SCOTTSDALE, Arizona, EE.UU. (AP). Los casilleros estaban repletos de uniformes, pantalones, camisas de trabajo y sudaderas, medias y cinturones. Algunos de ellos tenían zapatos deportivos alineados en el fondo, otros tenían cajas de zapatos sin abrir apiladas en las sillas. Las cajas con los bates estaban instaladas cerca de la parte superior.
Este sutil cambio que habla de lo logrado por los Gigantes el año pasado les recuerda la tarea que tienen pendiente para repetirlo en el presente.
"¡Es el primer día!", gritó el lunes el relevista de los Gigantes, Sergio Romo. "¡Caray, es el primer día!", agregó.
Los serpentineros y receptores de San Francisco se presentaron al campamento de entrenamiento el lunes en un día con perfectas condiciones climáticas en el desierto, preparándose para sus primeros entrenamientos como campeones actuales a partir del martes.
Al contar con la presencia de decenas de aficionados que franquearon la entrada, los peloteros fueron llegando uno por uno, compartiendo saludos y abrazos con los compañeros y con el personal del equipo a quienes dejaron de ver por algunos meses.
Un grupo de peloteros se reunieron para una partida de naipes en una mesa redonda.
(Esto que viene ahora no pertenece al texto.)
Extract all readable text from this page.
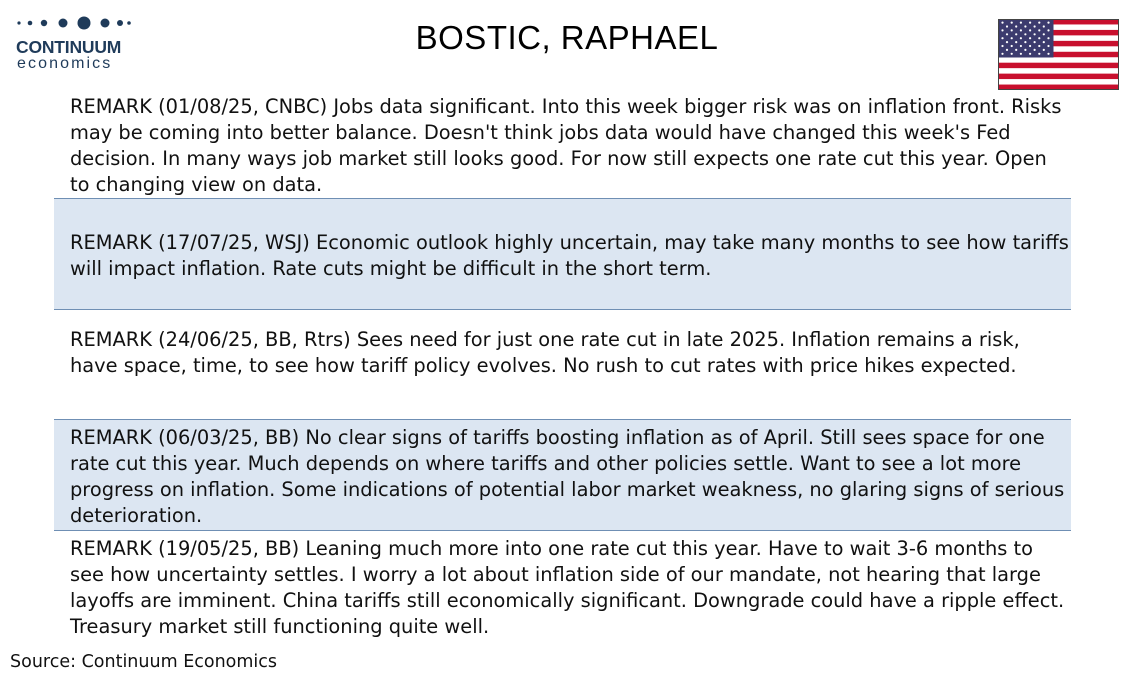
CONTINUUM
economics
BOSTIC, RAPHAEL
REMARK (01/08/25, CNBC) Jobs data significant. Into this week bigger risk was on inflation front. Risks may be coming into better balance. Doesn't think jobs data would have changed this week's Fed decision. In many ways job market still looks good. For now still expects one rate cut this year. Open to changing view on data.
REMARK (17/07/25, WSJ) Economic outlook highly uncertain, may take many months to see how tariffs will impact inflation. Rate cuts might be difficult in the short term.
REMARK (24/06/25, BB, Rtrs) Sees need for just one rate cut in late 2025. Inflation remains a risk, have space, time, to see how tariff policy evolves. No rush to cut rates with price hikes expected.
REMARK (06/03/25, BB) No clear signs of tariffs boosting inflation as of April. Still sees space for one rate cut this year. Much depends on where tariffs and other policies settle. Want to see a lot more progress on inflation. Some indications of potential labor market weakness, no glaring signs of serious deterioration.
REMARK (19/05/25, BB) Leaning much more into one rate cut this year. Have to wait 3-6 months to see how uncertainty settles. I worry a lot about inflation side of our mandate, not hearing that large layoffs are imminent. China tariffs still economically significant. Downgrade could have a ripple effect. Treasury market still functioning quite well.
Source: Continuum Economics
Otros se sentaron cerca para conversar con periodistas o con asistentes del vestidor.
El receptor Buster Posey utilizó una herramienta para ajustar las cintas de su guante y el taponero Brian Wilson, con una barba negra que parecía tomar vida por sí misma, ya estaba instalado en el nerviosismo intenso al quejarse que su almuerzo lo estaban trayendo tarde antes de encaminarse a un entrenamiento.
Ciertamente estos tipos están siendo mimados ¿pero quien puede culparlos? en un momento donde todos los equipos inician con optimismo la pretemporada, los Gigantes tienen una dosis adicional al saberse que son los campeones reinantes y que tendrán a casi todos sus peloteros de vuelta.
"Esto será la locura en los próximos dos días", señaló Posey.